A beginners guide to crypto trading strategies

There are countless ways to profit off of trading cryptocurrency. Trading strategies help you organise those techniques into a coherent framework that you can follow. This way, you can continually monitor and optimise your cryptocurrency strategy.

A beginners guide to crypto trading strategies

Introduction

When looking to trade in a market it is key that you have some form of pre-planned strategy in mind to execute against. Without this you are essentially trading blind. This insight will look to expand your knowledge if just starting out trading cryptocurrency, educating yourself on a few basic key crypto trading techniques.

What is a trading strategy?

A strategy when trading can be seen as a goal with a set list of rules that will help you achieve this goal. Strategies can come in many various different forms and no strategy will be the same as the other. Each has their own nuance that provides an edge for that strategy. When thinking of what strategy to apply to your trading you must first understand your risk appetite.

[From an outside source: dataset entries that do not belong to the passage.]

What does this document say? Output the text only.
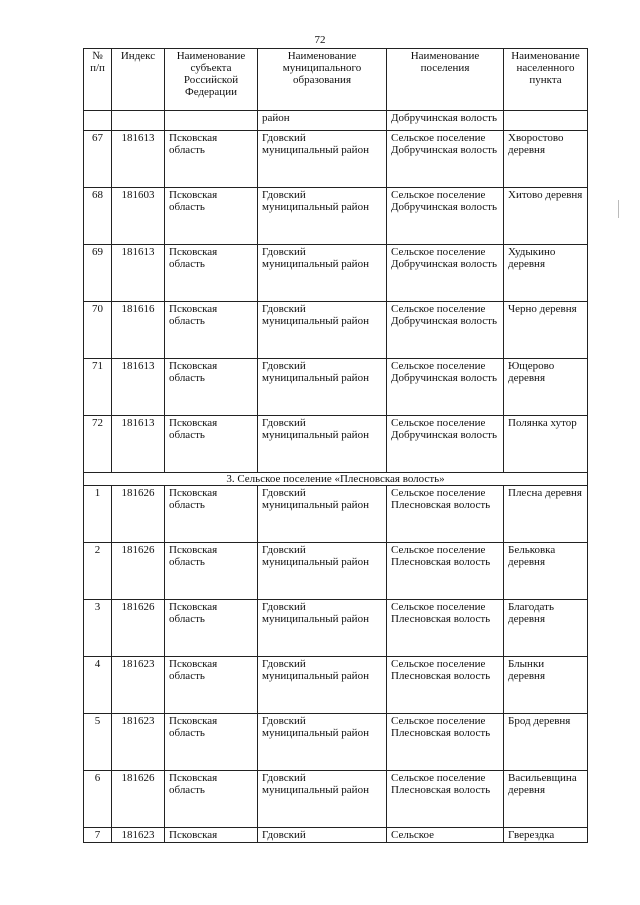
72
№ п/п	Индекс	Наименование субъекта Российской Федерации	Наименование муниципального образования	Наименование поселения	Наименование населенного пункта
			район	Добручинская волость	
67	181613	Псковская область	Гдовский муниципальный район	Сельское поселение Добручинская волость	Хворостово деревня
68	181603	Псковская область	Гдовский муниципальный район	Сельское поселение Добручинская волость	Хитово деревня
69	181613	Псковская область	Гдовский муниципальный район	Сельское поселение Добручинская волость	Худыкино деревня
70	181616	Псковская область	Гдовский муниципальный район	Сельское поселение Добручинская волость	Черно деревня
71	181613	Псковская область	Гдовский муниципальный район	Сельское поселение Добручинская волость	Ющерово деревня
72	181613	Псковская область	Гдовский муниципальный район	Сельское поселение Добручинская волость	Полянка хутор
3. Сельское поселение «Плесновская волость»					
1	181626	Псковская область	Гдовский муниципальный район	Сельское поселение Плесновская волость	Плесна деревня
2	181626	Псковская область	Гдовский муниципальный район	Сельское поселение Плесновская волость	Бельковка деревня
3	181626	Псковская область	Гдовский муниципальный район	Сельское поселение Плесновская волость	Благодать деревня
4	181623	Псковская область	Гдовский муниципальный район	Сельское поселение Плесновская волость	Блынки деревня
5	181623	Псковская область	Гдовский муниципальный район	Сельское поселение Плесновская волость	Брод деревня
6	181626	Псковская область	Гдовский муниципальный район	Сельское поселение Плесновская волость	Васильевщина деревня
7	181623	Псковская	Гдовский	Сельское	Гверездка
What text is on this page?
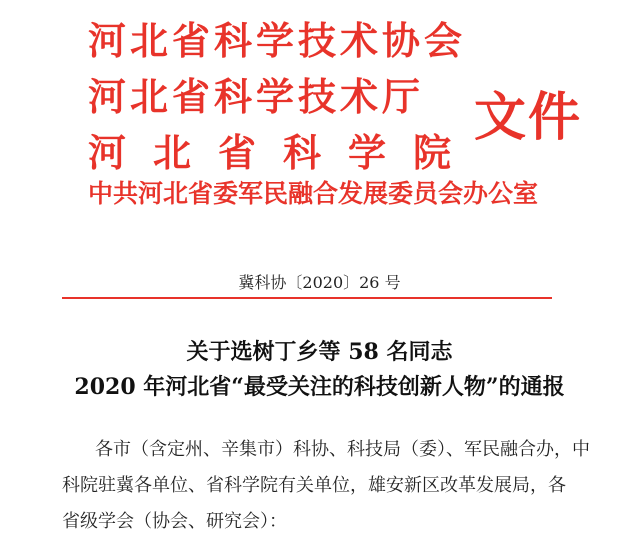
河北省科学技术协会
河北省科学技术厅
河北省科学院
中共河北省委军民融合发展委员会办公室
文件
冀科协〔2020〕26 号
关于选树丁乡等 58 名同志
2020 年河北省“最受关注的科技创新人物”的通报
各市（含定州、辛集市）科协、科技局（委）、军民融合办，中
科院驻冀各单位、省科学院有关单位，雄安新区改革发展局，各
省级学会（协会、研究会）：
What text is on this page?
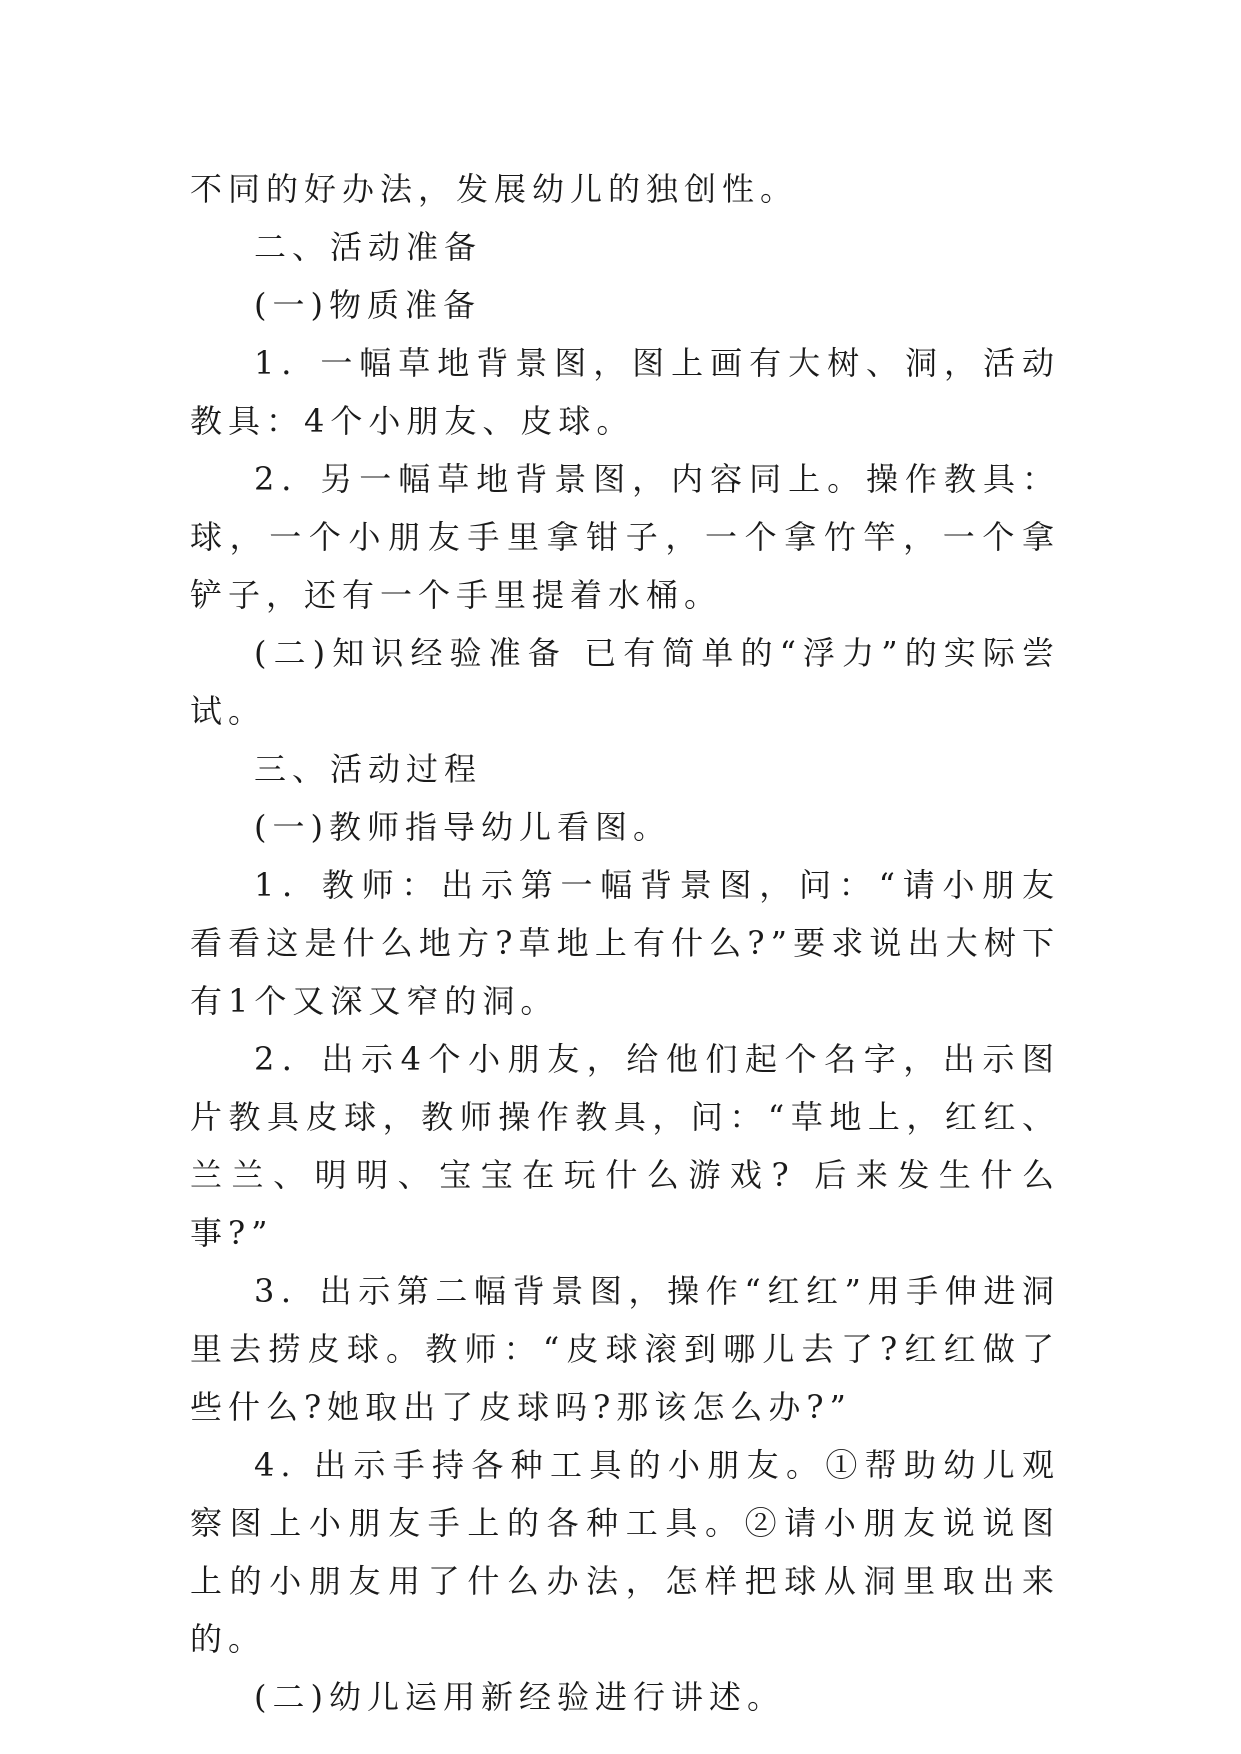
不同的好办法，发展幼儿的独创性。

二、活动准备

(一)物质准备

1．一幅草地背景图，图上画有大树、洞，活动教具：4个小朋友、皮球。

2．另一幅草地背景图，内容同上。操作教具：球，一个小朋友手里拿钳子，一个拿竹竿，一个拿铲子，还有一个手里提着水桶。

(二)知识经验准备 已有简单的“浮力”的实际尝试。

三、活动过程

(一)教师指导幼儿看图。

1．教师：出示第一幅背景图，问：“请小朋友看看这是什么地方?草地上有什么?”要求说出大树下有1个又深又窄的洞。

2．出示4个小朋友，给他们起个名字，出示图片教具皮球，教师操作教具，问：“草地上，红红、兰兰、明明、宝宝在玩什么游戏? 后来发生什么事?”

3．出示第二幅背景图，操作“红红”用手伸进洞里去捞皮球。教师：“皮球滚到哪儿去了?红红做了些什么?她取出了皮球吗?那该怎么办?”

4. 出示手持各种工具的小朋友。①帮助幼儿观察图上小朋友手上的各种工具。②请小朋友说说图上的小朋友用了什么办法，怎样把球从洞里取出来的。

(二)幼儿运用新经验进行讲述。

How can I assess my personal risk appetite?

It is important to understand the inherent risk with trading. It is the one constant in trading that you can predict. If you risk more, you lose more. This should be at the forefront of your decision making when formulating any strategy or trading plan. This can be put forward via the idea of your own personal risk appetite. How big of a risk are you willing to take for a reward? Certain trading strategies can apply to risk adverse traders, and other strategies can complement traders that prefer to take risks. You must find out where you lie and apply a strategy that compliments your risk appetite. If you choose to trade a very risky strategy, but you do not like taking risks, you will lose money. It's as simple as that. We can use this logic to now explore some risk taking and risk averse trading strategies.

Risk Taking Strategies

Mean Reversion Trading

Mean reversion trading in crypto tries to capitalise on extreme changes in the pricing of a particular asset, assuming that it will revert to its previous state. This theory can be applied to both buying and selling, as it allows a trader to profit on unexpected upswings and to save on abnormal lows.

In practice this is best suited to quick price movements, say a $100 drop in BTC over a 2 to 3 minute period would give a good opportunity to try and buy it back up to the mean. It is best suited to ranging markets that then pop up or down quickly out of the mean area, with the idea to buy or sell it back to the mean for a quick return.

Scalping

Scalping is a trading style that specialises in profiting off of small price changes and making a fast profit off reselling. The above mean reversion strategy would qualify also as a scalping strategy due to its short intraday nature. Scalping can apply generically to any form of short term biased trading. There is no one set method of scalping, more so if you see an opportunity that presents a short term trade (usually minutes) then this would be a scalp.

Risk Averse Strategies

Spread Trading

Spread trades are usually entered to capture a market inefficiency, if a trader believes a future is mispriced against another, they can buy and sell each future to capture the ‘spread’. If the market is efficient, then in time the spread should converge from where you entered and thus realising a profit.

We have covered Spread Trading in the below insight:

https://www.alphatrading.systems/insights/spread-trading-explained

Basis Trading

Basis trading is carried out when a trader thinks that the securities they’ve invested in are mispriced. In order to address the gap, traders carry out basis trading to profit from it, avoiding all perceived potential losses in the process.